え、こだまの世界?

A day in the life of...?

法学の落とし穴、哲学の危険

J.S.ミルと現代 (1980年) (岩波新書)

J.S.ミルと現代 (1980年) (岩波新書)

・・・経済学者たちは、かの法律家たちがおちいるのと同じ危険、すなわち「現存制度に自己の価値基準を求めるという習慣と、事件が起るとそれが現行法でどう処理されるかということ以外に何の疑問もさしはさまないという習慣とを身につけているために、あらゆる改革に対する不倶戴天の敵となる」という危険におちいることになるのだ。(62ページ、マーティノーの『経済学解説』のミルによる書評から)

現行法をやっている法学者に関しては、本当にこれを感じる。しかるに哲学はどうか。

哲学入門 (角川文庫―名著コレクション)

哲学入門 (角川文庫―名著コレクション)

哲学と無縁なひとは、常識、あるいは年齢または国籍による習慣的信念、あるいは慎重な理性の協力または同意なしに自分の心に生い育ってきた確信、等に由来する偏見にとらわれて、生涯を送る。そのようなひとにとっては、世界は明確で有限で明白なものとなってしまいやすい。、、、ところが反対に、われわれが哲学的思索をはじめるや否や、、、われわれはごく日常的な事物でも、きわめて不完全な答えしか与えられないような諸問題に導いてゆくものであることを知るのである。哲学は、それが提出する疑問に対して真の答えがなんであるかを確実性をもって教えることはできないが、われわれの思考を拡大し、習慣の専制から思考を解放する多くの可能性を示唆することはできる。(179)

よく言った。ラッセル先生には今後も、死んだ体にムチ打って哲学のセールスマンとして活躍してもらわないと。
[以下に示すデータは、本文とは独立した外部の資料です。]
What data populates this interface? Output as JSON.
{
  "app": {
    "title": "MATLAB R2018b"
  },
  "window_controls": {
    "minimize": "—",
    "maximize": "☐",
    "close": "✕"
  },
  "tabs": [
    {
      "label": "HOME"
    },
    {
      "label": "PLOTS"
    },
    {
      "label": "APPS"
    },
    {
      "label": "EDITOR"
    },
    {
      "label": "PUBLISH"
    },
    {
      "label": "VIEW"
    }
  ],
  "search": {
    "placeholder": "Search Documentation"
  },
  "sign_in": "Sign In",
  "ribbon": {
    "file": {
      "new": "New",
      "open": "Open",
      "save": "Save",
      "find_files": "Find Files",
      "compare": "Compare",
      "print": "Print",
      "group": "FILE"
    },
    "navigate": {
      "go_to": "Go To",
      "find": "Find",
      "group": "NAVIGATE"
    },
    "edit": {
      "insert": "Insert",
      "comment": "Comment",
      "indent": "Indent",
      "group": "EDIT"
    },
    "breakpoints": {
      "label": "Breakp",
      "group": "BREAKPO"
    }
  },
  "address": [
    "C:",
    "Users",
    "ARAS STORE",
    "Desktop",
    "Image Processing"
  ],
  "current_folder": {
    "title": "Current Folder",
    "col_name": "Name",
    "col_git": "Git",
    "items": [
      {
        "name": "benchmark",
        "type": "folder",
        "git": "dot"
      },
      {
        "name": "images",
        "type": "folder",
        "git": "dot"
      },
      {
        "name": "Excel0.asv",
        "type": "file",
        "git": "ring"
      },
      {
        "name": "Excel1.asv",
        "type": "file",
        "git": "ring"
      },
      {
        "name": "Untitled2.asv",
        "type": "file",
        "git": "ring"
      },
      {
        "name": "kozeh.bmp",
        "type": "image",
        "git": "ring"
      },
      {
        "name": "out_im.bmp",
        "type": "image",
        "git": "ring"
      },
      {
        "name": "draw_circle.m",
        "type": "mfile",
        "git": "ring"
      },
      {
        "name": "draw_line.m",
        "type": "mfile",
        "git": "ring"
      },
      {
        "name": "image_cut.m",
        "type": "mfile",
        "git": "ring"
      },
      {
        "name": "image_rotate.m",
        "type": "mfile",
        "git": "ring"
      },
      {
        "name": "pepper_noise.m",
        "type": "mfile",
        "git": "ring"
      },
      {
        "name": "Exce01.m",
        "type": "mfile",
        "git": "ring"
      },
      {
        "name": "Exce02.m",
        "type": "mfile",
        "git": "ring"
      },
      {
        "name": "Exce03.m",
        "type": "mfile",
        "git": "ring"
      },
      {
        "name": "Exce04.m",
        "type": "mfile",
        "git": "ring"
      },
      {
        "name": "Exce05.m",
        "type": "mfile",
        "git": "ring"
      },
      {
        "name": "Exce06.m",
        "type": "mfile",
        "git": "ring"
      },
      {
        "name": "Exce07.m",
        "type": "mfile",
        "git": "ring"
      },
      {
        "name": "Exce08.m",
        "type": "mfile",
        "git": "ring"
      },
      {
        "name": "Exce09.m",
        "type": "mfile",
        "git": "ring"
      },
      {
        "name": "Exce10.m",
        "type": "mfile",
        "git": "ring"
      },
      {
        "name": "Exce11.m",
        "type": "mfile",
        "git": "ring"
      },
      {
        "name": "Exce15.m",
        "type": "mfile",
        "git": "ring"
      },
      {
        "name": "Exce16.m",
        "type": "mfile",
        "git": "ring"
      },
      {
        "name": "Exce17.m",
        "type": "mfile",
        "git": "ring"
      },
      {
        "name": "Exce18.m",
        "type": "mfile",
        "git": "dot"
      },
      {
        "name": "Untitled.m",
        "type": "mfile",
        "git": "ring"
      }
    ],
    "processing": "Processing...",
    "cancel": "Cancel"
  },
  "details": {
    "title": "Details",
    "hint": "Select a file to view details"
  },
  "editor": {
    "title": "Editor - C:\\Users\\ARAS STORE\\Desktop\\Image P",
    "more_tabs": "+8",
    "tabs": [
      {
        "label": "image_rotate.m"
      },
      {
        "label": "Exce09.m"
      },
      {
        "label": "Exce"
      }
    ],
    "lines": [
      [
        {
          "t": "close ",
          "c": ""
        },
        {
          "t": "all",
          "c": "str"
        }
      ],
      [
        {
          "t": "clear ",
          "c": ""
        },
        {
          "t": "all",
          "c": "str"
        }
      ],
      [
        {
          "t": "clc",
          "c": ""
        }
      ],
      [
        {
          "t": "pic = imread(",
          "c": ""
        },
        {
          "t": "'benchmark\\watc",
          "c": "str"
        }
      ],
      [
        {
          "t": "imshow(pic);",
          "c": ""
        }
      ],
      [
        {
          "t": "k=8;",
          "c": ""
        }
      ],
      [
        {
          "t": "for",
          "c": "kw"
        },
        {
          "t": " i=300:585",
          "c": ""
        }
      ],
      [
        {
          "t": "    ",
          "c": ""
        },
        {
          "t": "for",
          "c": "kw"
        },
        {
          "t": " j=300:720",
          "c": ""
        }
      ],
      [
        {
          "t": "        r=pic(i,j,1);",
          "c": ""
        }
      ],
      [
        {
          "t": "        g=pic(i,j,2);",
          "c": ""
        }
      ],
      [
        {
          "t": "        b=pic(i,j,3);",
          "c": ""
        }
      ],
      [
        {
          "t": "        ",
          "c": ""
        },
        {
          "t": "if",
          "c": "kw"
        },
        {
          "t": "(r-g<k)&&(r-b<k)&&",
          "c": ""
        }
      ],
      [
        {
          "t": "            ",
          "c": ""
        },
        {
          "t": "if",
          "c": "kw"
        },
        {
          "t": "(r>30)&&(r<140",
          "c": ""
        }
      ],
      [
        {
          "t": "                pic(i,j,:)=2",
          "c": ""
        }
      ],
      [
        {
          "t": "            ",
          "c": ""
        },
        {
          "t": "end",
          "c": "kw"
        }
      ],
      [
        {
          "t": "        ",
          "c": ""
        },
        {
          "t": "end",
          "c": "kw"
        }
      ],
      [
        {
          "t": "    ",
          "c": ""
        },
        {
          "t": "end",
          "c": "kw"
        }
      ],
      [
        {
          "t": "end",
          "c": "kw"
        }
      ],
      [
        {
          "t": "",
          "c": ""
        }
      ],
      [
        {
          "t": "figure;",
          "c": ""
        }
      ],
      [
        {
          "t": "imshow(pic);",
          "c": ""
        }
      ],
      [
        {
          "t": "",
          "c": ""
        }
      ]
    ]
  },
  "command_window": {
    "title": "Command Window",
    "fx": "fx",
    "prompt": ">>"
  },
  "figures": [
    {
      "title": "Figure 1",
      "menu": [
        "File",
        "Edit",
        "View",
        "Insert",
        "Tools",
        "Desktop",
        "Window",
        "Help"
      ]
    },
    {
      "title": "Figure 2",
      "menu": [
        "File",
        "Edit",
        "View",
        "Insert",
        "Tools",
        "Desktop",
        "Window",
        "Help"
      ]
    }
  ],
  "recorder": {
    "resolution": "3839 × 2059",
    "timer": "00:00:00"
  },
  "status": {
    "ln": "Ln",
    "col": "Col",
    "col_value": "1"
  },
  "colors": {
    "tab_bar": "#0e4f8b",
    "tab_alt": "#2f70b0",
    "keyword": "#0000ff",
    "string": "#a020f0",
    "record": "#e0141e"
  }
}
が、大法官もやったベーコン先生に言わせると、どちらも一長一短ということになる。

学問の進歩 (岩波文庫 青 617-1)

学問の進歩 (岩波文庫 青 617-1)

これまで法律について著述したひとたちはみな、哲学者として、あるいは法律家として著述したのであって、だれも政治家として著述したものはないということである。哲学者たちはといえば、かれらは架空の国家のために架空の法律をつくるので、かれらの議論は、あまりに高すぎてわずかしか光を送ってこない星に似ている。法律家たちはといえば、かれらはその住んでいる国家に準拠して、何が法律としてうけいれられているかについて書き、どういうものが法律であるべきかについては書かない。というのは、立法家の知恵と法律家の知恵とは別のものだからである。(351-2)

「現在そうあるもの」に囚われすぎず、かといって雲の上の理念のみを語るのではなく、現実的な立法、現実的な倫理を考えていかなければならない。